Tuesday, November 08, 2005


Swimming with Eels

Rogueclassicism asks whether there is any truth to the claim that the ancient Romans treated brain disorders or headaches with electric eels.

For example, in a timeline of bipolar mania, the makers of the drug Risperdal tell us:
After the fall of the Roman Empire, manic-depressive patients were thought to be possessed by the devil and had to be restrained and chained. Treatments also included euthanasia, exotic potions, bloodletting, and electric eels applied to the skull.
(Euthanasia would cure any ailment. Permanently!)

Similarly, an article on Parkinson's disease says:
Scoff if you will at the ancient Romans who made patients with brain disorders swim with electric eels.
I may be mistaken, but I thought that electric eels were native to South America. If so, they could not have been known to the ancient Romans. Some other fish also produce electric current. Electric catfish are native to Africa, and electric rays live in tropical waters.

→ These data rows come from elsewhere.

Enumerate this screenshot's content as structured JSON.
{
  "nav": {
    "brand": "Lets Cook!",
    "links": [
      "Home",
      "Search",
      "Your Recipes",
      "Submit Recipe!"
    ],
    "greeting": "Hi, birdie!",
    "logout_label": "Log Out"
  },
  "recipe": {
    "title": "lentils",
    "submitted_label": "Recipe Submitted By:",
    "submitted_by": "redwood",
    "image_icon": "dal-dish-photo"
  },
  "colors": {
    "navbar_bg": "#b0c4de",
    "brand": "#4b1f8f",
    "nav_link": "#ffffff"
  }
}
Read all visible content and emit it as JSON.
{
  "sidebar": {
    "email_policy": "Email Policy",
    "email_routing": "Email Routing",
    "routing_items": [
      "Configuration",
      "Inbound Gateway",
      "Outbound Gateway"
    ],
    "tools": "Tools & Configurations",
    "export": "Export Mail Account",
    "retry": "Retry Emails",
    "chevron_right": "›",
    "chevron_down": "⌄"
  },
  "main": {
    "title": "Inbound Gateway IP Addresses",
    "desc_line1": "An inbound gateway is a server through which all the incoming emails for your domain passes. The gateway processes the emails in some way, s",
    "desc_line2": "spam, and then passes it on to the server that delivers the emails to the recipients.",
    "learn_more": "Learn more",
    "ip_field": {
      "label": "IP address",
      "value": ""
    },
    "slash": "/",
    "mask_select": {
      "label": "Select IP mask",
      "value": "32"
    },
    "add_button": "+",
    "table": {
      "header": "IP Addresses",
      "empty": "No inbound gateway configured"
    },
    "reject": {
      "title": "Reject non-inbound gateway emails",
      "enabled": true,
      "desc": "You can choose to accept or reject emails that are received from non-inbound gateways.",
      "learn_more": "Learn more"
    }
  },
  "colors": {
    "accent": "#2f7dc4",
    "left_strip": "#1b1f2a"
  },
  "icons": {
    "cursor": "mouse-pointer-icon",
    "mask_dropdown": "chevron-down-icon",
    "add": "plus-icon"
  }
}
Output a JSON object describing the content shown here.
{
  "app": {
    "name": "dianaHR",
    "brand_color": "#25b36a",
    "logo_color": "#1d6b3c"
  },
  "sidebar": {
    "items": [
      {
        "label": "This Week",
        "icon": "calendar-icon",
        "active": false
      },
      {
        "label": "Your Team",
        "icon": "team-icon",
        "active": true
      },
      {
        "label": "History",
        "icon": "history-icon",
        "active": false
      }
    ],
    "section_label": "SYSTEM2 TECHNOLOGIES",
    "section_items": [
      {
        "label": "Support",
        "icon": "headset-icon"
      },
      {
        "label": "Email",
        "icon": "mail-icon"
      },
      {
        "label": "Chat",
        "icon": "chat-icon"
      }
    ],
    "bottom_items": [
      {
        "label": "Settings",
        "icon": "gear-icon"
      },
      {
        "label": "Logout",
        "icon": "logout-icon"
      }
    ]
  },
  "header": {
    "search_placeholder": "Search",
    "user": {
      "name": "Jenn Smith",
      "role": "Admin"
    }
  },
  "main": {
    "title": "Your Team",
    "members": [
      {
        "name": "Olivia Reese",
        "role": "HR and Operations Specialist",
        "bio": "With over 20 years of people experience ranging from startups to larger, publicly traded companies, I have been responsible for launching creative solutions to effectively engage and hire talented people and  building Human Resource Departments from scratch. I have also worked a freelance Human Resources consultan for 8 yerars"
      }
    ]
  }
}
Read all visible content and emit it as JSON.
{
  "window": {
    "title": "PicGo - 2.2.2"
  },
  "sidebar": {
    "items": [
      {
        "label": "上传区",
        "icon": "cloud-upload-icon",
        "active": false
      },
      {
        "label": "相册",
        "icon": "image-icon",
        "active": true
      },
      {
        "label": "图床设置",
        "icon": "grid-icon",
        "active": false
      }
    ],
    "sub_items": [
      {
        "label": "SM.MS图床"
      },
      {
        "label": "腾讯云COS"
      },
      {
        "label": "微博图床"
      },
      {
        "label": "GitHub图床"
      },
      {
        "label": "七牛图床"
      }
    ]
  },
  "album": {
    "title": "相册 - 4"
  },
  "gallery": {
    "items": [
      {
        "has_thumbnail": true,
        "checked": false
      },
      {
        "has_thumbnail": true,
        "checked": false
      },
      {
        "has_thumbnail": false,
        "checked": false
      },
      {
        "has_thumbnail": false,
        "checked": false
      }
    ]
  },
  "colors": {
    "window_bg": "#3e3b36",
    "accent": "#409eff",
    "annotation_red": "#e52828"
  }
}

As for ordinary eels, Pliny the Elder (32.49.138) says that two eels dissolved in wine will cure alcoholism (taedium vini adfert). Take two eels and call me in the morning. He also says (31.32.6) that muddy rivers are unhealthy, unless they're full of eels. Celsus apparently doesn't mention eels. I see nothing on this subject in the index of Ralph Jackson, Doctors and Diseases in the Roman Empire (Norman: University of Oklahoma Press, 1988).

Eel in Latin is anguilla, in Greek ἔγχελυς.

Update: Michael Hendry at Curculio has solved the mystery. Scribonius Largus says that the electric ray (torpedo in Latin), topically applied, cures headache. I should try it, since nothing else seems to help. For other medicinal uses of the electric ray, see Pliny, Natural History 32.32.102, 32.33.105, 32.46.133, 32.47.135, and 32.49.139.